TAHUN ini adalah akhir dari tahap pertama Rencana Strategis Minimum Essential Forces (MEF) suatu program untuk mengatasi ketertinggalan pembangunan dan modernisasi sektor pertahanan.
Ada rencana terbaru memperkuat sektor ini seperti diungkapkan Menteri Pertahanan, Januari lalu, yaitu akan dibentuk Komando Gabungan Wilayah Pertahanan (Kogabwilhan). Tujuannya untuk lebih memadukan dan memaksimalkan tugas operasional ketiga matra TNI: Angkatan Darat, Angkatan Laut, dan Angkatan Udara.
Pembentukan Kogabwilhan dianggap mendesak untuk memberikan daya gentar (deterrence) dan sebagai upaya antisipasi meningkatnya ancaman terhadap pertahanan negara. Struktur dan komando yang ada kini dipandang tak memadai untuk merespons ancaman dengan segera.

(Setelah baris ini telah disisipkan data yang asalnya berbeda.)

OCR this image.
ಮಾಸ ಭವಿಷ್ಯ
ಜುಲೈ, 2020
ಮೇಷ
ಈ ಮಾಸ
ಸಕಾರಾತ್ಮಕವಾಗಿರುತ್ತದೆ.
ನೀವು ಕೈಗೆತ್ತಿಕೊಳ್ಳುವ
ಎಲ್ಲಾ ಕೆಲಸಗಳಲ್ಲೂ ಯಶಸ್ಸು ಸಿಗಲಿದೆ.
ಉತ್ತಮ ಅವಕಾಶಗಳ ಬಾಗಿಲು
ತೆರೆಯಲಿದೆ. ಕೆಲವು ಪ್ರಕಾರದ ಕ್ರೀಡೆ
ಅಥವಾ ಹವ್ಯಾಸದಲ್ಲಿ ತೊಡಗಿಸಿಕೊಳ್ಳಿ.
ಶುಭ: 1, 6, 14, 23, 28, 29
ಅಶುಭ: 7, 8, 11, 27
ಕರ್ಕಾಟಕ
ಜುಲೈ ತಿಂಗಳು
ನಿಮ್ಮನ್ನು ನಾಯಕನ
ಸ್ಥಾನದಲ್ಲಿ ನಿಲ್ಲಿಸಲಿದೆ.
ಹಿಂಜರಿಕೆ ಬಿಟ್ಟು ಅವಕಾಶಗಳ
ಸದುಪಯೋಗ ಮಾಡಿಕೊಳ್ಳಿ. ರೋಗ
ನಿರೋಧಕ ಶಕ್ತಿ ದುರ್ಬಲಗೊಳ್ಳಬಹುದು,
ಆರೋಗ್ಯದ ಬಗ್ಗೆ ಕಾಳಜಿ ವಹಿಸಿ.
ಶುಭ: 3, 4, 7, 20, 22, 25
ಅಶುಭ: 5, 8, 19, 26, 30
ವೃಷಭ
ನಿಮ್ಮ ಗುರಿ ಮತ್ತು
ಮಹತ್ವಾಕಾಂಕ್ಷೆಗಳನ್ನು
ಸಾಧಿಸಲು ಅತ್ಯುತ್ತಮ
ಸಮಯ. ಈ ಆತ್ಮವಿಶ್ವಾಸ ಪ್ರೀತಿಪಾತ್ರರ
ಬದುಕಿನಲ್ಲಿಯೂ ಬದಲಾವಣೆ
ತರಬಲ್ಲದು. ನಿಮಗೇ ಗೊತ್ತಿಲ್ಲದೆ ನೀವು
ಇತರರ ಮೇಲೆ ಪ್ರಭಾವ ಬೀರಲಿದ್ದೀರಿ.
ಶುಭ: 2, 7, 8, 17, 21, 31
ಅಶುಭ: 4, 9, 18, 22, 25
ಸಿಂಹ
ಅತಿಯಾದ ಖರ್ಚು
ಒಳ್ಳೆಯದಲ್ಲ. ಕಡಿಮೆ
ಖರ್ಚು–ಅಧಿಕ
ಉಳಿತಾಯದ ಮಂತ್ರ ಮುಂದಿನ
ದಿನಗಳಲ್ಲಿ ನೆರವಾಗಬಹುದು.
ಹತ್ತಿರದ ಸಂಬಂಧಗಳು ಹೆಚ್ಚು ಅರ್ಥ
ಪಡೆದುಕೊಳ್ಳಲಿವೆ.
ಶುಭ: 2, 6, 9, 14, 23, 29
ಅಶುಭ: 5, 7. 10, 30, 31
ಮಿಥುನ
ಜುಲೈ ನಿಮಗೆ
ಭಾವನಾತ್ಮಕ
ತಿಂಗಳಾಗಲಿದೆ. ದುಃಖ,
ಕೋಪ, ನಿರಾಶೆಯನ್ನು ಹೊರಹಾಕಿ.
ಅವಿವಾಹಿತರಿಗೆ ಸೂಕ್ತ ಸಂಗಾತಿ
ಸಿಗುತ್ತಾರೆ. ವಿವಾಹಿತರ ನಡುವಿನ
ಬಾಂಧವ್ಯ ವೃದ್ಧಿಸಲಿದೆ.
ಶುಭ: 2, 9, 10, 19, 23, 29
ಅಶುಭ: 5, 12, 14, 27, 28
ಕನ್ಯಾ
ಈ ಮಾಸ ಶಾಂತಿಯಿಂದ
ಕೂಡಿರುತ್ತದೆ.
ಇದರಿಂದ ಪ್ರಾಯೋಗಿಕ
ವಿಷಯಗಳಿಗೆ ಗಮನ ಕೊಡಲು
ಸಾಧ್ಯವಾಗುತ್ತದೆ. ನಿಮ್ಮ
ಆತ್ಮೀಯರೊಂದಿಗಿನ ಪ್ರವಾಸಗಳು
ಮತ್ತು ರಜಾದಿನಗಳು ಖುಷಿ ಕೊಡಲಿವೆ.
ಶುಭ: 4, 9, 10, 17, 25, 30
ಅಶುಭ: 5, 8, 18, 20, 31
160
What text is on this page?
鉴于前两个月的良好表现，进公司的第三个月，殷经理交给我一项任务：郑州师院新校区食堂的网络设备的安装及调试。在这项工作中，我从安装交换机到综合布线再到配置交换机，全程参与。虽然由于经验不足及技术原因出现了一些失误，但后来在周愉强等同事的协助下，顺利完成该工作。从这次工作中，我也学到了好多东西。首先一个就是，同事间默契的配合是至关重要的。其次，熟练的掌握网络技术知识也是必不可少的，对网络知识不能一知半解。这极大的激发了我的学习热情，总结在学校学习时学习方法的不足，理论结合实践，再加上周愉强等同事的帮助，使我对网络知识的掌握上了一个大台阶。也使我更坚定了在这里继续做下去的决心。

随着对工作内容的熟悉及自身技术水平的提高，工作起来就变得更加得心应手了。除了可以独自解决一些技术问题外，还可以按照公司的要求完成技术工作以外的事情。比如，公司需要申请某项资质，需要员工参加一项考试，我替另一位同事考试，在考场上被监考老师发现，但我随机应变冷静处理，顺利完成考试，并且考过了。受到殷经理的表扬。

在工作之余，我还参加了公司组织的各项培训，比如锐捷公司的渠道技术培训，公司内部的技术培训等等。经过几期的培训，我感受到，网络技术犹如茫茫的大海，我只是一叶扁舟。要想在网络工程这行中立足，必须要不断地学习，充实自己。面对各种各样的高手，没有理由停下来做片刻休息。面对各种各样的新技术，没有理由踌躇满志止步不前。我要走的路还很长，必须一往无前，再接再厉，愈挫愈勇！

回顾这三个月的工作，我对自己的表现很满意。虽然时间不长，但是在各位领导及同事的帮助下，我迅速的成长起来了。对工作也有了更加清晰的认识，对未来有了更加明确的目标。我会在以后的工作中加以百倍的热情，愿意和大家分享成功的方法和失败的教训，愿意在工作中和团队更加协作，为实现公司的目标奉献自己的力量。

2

Wilayah Indonesia berbatasan darat dengan Malaysia (1.782 km), Timor Leste (228 km), dan Papua Niugini (820 km). Indonesia juga berbatasan laut dengan India, Thailand, Singapura, Vietnam, Filipina, Palau, dan Australia. Dengan posisi ini, Indonesia menghadapi potensi ancaman dari 10 negara yang berbatasan langsung meski dengan tingkat dan jenis berbeda-beda.
Belum tuntasnya masalah perbatasan maritim dengan beberapa negara dapat saja memantik sengketa sebagaimana mencuatnya berbagai insiden dengan Malaysia belakangan ini. Di samping masalah perbatasan, Indonesia berkepentingan menjaga empat choke point terpenting di dunia:
Selat Malaka, Selat Sunda, Selat Makassar, dan Selat Lombok. Gangguan juga bisa datang tak terduga mengingat saat ini Indonesia sebenarnya telah terkepung kekuatan militer besar.
Selain Five Power Defence Arrangements yang terdiri dari Australia, Selandia Baru, Malaysia, Singapura, dan Inggris yang sudah lama eksis, AS juga terus mempererat persekutuannya dengan Jepang, Korea Selatan, Filipina, Taiwan, dan Singapura.
Dalam rangka mengimplementasikan kebijakan Sustaining US Global Leadership: Priorities for 21st Century Defense, AS menempatkan sekitar 60 persen kekuatan armadanya di Asia Pasifik, di antaranya 2.500 marinir di Darwin, Australia, dan pangkalan sementara bagi kapal-kapal Littoral Combat Ships Armada Ketujuh di Singapura.
Australia dengan The Australian Maritime Identification System telah pula melakukan pengawasan sejauh 1.000-1.500 mil laut ke luar wilayah Australia yang berarti memasukkan Indonesia dalam jangkauan pengawasannya.
Timor Leste juga sudah menyatakan membuka diri kepada Tiongkok untuk menggunakan wilayahnya sebagai pangkalan militer. Sampai kini Tiongkok sangat agresif membangun aliansi dengan beberapa negara dan dengan kebijakan blue water naval strategy berambisi menandingi dominasi AS.
India tak mau ketinggalan dan dengan kebijakan Look East Policy, negara ini akan terus meningkatkan kehadirannya di kawasan.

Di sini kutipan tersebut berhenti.